葛若玫照常祭出長劍。她是器修不假,卻也需要一趁手武器,劍自然便是不二首選。她以水裹挾劍身,又以火将水加熱——精密地控制火焰熱度,使本來想克的兩種元素得以相互輔助,這便是葛若玫的戰法。
她持劍飛出,身法飄逸淩厲。對面那少女卻也不落下風,隻見她手臂輕輕擡起,腕部手環上三顆金珠随即飛起懸空,散發着金、水、木三色的靈氣光暈。
金生水,水生木,彼此相生的屬性,乃是三靈根之中的頂尖。而以這金珠起手,可見這少女竟然也是器修,并且和葛若玫還需借用劍器不同,她竟然是已經有了本命法器!
——唰!
金珠騰飛而出,奇異的是,其上的三種五行屬性卻連綴成線,彼此相生,源源不絕。金珠速度極快,猶如三粒上好的暗器,沖着葛若玫各處弱點襲去。若是李平平在場,大概會脫口而出“子彈”二字。
葛若玫側身後仰,金珠堪堪擦着鼻尖掠過,破空之力仍然擦破了皮膚,撩斷一縷發絲……可謂險之又險!
旋身繼續襲去,可那金珠竟然如有生命一般,高速飛馳之下,卻還能回旋再度氣勢洶洶攻向葛若玫!三粒金珠可謂銜接緊密,叫她連連被克制,打斷動作,難以近身。
破空聲接連響起,三粒金珠的運動竟然猶如織出了一張網。混元宗那位少女的控制更是精密萬分,仿佛看透了葛若玫的所有行動。
“師妹……”肖輕狂又憂心忡忡起來,看上去恨不得自己沖上去應敵。
“莫急。”溫子夜輕抿香茗,悠然自得道,“師妹有的是招。”
……雖然溫子夜氣定神閑,但,擂台上的局勢仍不樂觀。
金珠少女有修為優勢,專屬法器與相生靈根的配合更是天衣無縫。金珠飛快地攻擊,在少女控制之下靈活萬分,她盈盈伫立,就連身位都沒什麼變化。
反觀葛若玫就被動多了,躲避襲擊的姿态甚至有些狼狽。
“玫玫,認輸吧。”少女笑道,“你這靈根本就不适合鬥法,何苦為難自己?”
“……”葛若玫沉默着又躲過了一次攻擊,發絲揚起又落下,眼神仍然堅定且執拗。
“……唉,本來我念在舊情,還想手下留情的。”
金珠少女發出一聲歎息。
她突然站定,雙手飛快結印,口中念念有詞。數到靈氣光暈自她手心湧起,随後朝前一點,靈光奔湧,那三粒金珠竟然在瞬間朝彼此飛去,而後融合為了一體!
“混元無極,乾坤未定,急急如律令!”
“這是!混元宗的秘法!”百目道人驚訝道,“竟然能将三種屬性融合為一體……這其中蘊含的能量已經超過築基期了,這無疑是堪比金丹的一擊!”
“融元大法。”
天影道人冷冷地道出這個名字,冷淡清麗的臉龐上毫無表情。
随着天影道人話音落下,那大金珠也帶着凜然之勢襲向葛若玫。這一次,任憑她如何閃躲,金珠卻竟有靈性一般,她快,金珠卻比她更快;她高高躍起,金珠就比她飛得更高!
“唰——!”
巨大的推力傳來,而後是爆裂一般的嗡鳴聲!葛若玫的身體重重在地上砸了許多下,空氣中還能清晰地聽見骨骼碎裂之音。

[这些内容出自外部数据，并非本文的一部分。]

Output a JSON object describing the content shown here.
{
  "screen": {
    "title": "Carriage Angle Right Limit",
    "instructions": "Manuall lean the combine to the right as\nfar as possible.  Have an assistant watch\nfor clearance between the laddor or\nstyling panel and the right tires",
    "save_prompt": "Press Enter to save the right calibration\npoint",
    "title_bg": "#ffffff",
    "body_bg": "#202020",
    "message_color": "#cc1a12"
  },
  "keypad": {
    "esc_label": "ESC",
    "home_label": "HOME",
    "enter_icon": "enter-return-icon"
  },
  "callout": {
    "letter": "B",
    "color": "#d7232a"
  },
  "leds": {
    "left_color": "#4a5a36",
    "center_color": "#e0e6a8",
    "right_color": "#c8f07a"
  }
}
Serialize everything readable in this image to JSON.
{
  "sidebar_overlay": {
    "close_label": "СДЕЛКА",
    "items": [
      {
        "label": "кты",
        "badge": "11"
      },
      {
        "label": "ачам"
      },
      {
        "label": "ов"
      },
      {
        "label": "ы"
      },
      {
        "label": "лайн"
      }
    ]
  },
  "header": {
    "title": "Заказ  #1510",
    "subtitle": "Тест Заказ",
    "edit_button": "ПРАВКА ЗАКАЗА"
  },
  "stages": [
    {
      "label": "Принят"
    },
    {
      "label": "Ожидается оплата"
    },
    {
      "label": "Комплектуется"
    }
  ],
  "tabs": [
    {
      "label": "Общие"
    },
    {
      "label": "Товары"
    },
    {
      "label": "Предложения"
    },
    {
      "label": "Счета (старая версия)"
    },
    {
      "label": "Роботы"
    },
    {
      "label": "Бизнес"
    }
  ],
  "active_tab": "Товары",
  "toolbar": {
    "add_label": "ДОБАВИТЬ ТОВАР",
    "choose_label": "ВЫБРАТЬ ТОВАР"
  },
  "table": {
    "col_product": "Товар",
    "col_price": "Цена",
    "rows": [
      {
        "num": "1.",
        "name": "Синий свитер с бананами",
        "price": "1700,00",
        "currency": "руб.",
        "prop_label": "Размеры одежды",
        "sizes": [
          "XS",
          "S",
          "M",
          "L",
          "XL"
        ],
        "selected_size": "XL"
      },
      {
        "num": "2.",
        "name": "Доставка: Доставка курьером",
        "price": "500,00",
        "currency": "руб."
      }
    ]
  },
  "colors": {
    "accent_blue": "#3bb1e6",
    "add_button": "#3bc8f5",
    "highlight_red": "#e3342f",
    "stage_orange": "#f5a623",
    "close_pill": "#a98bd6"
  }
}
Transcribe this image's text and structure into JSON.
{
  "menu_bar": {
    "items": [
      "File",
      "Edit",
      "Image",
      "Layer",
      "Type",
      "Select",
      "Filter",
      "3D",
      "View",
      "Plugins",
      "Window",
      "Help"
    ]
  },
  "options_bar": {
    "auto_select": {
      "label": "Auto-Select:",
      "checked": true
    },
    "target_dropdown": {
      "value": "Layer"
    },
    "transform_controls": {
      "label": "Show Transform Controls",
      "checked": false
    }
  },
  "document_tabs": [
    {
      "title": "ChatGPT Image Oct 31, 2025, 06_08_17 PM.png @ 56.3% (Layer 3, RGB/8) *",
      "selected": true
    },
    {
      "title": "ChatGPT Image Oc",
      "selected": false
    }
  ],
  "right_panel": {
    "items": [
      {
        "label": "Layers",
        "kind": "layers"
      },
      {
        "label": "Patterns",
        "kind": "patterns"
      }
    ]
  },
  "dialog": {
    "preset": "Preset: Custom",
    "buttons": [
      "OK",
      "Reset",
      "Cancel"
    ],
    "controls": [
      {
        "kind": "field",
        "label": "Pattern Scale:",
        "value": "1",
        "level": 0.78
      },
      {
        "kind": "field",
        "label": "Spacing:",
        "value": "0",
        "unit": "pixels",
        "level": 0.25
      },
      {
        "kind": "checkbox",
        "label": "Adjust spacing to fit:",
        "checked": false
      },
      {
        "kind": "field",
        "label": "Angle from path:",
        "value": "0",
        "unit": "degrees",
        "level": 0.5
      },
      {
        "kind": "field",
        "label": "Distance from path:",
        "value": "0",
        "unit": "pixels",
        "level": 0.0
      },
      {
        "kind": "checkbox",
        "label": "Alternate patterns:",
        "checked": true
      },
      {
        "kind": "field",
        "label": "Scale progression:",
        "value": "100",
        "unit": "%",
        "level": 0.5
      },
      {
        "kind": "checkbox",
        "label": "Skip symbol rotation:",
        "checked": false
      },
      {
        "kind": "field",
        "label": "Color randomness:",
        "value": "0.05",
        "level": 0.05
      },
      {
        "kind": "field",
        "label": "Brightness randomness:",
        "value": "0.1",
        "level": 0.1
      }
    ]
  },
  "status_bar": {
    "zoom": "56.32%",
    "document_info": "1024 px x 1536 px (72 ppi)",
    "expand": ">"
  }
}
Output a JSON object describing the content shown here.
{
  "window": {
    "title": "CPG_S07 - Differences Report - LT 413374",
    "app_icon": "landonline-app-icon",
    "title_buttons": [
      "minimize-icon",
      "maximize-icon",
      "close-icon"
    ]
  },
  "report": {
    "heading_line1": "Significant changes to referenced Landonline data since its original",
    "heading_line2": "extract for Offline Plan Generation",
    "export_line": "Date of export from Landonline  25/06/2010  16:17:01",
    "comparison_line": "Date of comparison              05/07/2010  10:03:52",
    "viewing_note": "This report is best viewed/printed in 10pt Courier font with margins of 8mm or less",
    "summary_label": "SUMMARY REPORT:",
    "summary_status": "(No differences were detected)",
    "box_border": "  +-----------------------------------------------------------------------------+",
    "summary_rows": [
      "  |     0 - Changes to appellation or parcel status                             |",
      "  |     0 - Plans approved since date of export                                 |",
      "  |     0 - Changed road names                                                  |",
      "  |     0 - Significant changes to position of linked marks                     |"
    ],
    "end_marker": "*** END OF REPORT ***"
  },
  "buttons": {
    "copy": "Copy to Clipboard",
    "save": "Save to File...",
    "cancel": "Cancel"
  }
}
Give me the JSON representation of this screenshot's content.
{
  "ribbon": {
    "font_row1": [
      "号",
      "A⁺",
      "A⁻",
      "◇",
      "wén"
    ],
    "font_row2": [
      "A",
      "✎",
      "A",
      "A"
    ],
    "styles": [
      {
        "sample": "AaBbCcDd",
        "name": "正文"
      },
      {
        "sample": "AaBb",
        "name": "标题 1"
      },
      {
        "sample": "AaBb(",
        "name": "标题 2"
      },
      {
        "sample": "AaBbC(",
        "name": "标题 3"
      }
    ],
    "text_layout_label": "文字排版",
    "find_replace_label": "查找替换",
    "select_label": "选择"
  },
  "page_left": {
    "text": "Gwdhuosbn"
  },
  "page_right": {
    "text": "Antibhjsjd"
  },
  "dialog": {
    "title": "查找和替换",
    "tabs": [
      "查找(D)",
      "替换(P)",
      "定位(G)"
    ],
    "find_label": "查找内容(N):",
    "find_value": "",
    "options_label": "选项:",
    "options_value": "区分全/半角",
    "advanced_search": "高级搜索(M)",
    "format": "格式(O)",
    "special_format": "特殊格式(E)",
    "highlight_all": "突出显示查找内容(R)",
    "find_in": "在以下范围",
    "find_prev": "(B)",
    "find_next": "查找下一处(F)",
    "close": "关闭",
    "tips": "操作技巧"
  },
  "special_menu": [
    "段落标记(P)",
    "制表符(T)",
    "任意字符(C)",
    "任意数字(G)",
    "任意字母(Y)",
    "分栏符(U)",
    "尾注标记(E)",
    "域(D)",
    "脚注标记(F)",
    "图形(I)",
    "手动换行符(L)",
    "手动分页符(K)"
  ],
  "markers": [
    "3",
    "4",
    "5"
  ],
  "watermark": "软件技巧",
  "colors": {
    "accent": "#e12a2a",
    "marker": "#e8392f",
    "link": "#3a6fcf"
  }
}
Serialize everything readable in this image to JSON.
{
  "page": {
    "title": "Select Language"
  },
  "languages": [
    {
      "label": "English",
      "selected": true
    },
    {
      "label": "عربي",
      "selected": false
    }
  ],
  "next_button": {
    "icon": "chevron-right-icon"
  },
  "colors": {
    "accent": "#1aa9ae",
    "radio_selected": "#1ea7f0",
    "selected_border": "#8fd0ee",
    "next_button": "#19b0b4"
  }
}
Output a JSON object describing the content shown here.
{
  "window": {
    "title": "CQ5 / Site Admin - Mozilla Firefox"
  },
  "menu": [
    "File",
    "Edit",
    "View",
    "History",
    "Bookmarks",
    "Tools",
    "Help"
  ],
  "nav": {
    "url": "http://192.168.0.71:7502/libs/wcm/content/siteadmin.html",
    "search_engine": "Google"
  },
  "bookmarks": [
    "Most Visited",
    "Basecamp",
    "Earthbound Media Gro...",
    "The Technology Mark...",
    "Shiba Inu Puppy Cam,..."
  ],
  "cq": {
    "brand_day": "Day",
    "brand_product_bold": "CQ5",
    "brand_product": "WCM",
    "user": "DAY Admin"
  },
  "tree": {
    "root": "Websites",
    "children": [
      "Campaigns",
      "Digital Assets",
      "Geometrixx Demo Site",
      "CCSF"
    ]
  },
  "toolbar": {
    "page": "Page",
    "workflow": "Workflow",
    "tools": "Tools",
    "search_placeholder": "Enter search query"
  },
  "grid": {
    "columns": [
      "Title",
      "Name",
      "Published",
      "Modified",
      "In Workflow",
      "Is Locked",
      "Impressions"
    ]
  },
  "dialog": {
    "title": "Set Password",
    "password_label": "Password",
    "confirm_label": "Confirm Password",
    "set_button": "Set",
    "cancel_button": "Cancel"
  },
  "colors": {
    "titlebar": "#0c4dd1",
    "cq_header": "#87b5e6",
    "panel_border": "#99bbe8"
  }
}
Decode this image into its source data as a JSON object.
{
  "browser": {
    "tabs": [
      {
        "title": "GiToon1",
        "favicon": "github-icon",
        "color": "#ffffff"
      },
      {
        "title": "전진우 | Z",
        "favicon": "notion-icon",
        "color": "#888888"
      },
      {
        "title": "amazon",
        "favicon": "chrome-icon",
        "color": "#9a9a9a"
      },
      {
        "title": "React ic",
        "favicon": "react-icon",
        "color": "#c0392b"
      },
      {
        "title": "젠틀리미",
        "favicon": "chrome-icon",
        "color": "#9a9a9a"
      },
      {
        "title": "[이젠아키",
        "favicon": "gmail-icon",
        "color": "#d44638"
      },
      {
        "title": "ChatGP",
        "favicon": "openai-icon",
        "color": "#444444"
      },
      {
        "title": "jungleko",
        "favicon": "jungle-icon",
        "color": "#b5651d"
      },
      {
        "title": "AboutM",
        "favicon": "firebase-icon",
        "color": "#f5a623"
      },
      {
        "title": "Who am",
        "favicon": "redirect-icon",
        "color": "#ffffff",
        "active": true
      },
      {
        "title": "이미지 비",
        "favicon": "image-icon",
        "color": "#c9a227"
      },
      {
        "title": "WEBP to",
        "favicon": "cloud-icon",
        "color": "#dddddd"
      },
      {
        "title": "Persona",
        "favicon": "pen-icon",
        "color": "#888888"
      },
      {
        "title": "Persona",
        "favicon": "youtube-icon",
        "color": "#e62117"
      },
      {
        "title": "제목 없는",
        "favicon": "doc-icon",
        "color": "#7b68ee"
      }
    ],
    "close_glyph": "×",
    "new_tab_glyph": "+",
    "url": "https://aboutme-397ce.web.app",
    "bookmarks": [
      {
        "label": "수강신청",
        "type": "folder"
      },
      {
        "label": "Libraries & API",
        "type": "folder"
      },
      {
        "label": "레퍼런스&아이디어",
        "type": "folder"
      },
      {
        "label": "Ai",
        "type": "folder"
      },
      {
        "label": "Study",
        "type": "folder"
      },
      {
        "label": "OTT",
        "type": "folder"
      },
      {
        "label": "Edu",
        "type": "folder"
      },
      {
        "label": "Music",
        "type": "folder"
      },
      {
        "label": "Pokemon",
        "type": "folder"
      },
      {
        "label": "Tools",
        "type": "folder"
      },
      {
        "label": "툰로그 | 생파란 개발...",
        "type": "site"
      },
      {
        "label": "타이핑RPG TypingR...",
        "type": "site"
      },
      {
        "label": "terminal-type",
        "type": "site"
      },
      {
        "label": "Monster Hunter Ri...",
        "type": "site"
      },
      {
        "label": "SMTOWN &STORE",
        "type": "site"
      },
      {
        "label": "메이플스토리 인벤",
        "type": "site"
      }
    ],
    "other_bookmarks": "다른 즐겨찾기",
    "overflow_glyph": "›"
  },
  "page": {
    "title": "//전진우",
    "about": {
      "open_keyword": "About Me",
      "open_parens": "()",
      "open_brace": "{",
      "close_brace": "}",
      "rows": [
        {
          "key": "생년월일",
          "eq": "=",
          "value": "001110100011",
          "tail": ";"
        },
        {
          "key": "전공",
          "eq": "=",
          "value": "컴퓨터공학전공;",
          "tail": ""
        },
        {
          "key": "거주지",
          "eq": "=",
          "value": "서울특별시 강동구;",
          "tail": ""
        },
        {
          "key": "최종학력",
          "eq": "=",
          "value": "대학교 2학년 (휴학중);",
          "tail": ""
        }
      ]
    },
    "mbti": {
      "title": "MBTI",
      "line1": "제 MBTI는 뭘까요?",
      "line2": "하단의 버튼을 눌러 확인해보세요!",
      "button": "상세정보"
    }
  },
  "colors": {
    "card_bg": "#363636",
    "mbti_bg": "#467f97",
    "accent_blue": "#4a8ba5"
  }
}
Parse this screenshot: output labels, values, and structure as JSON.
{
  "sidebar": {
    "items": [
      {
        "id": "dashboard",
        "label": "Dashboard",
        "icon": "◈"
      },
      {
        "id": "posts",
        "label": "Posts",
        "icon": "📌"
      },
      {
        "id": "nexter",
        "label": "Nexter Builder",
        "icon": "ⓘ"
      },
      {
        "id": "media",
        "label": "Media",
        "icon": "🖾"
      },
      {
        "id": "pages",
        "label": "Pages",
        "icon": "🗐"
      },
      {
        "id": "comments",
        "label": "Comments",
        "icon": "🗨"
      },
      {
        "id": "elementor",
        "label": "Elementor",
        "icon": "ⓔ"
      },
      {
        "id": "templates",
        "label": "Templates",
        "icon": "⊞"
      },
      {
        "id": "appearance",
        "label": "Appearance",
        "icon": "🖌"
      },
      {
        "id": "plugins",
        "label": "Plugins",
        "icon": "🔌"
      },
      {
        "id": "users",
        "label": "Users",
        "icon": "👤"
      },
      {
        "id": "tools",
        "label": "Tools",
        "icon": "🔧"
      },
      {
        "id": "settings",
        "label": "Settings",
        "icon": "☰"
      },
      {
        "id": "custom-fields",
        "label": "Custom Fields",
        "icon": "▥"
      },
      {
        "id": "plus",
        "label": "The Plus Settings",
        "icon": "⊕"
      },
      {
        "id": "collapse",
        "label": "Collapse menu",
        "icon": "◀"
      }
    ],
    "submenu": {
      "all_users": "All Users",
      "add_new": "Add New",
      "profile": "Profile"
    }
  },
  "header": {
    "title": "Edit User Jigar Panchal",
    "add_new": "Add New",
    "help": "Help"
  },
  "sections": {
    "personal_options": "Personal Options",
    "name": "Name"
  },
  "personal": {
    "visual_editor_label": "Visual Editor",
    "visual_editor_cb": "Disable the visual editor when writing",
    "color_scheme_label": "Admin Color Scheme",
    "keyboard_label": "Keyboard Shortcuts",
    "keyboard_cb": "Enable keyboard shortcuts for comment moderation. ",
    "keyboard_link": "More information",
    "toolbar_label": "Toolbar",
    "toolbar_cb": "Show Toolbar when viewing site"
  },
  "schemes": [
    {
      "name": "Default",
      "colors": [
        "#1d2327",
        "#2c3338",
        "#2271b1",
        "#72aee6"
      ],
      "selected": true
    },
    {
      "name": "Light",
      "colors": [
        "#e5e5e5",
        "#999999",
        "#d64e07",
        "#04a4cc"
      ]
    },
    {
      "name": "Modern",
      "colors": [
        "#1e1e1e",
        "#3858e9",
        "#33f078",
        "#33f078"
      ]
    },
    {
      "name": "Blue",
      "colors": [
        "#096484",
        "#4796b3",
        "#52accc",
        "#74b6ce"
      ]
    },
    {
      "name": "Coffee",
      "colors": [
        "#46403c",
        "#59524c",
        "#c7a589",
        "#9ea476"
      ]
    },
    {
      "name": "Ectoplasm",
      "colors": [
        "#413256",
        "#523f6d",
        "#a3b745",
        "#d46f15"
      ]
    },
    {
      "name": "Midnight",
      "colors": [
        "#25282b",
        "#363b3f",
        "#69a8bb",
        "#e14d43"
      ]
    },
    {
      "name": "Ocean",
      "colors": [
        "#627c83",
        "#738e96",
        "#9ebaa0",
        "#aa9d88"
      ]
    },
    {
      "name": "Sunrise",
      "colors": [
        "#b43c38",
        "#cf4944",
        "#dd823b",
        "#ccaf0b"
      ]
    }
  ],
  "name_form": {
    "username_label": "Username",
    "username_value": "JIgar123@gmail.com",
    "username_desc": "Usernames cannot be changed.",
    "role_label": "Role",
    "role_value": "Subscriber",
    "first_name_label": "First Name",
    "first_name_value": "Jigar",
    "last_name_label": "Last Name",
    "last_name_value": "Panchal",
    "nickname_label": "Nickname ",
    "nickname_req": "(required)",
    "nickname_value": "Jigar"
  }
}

塵煙卷起,四下無聲。沒誰想到一場築基擂台賽會打得這麼慘烈。
葛若玫被打到了擂台邊緣,隻消半步便要跌落出去。順着她被擊飛的軌迹,地面上還有一大攤噴濺而出的血迹——都是她口中噴吐而出。
“唉。”金珠少女又歎了一口氣。她腳尖輕點,從容地走到葛若玫身前,“何必如此呢,玫玫。”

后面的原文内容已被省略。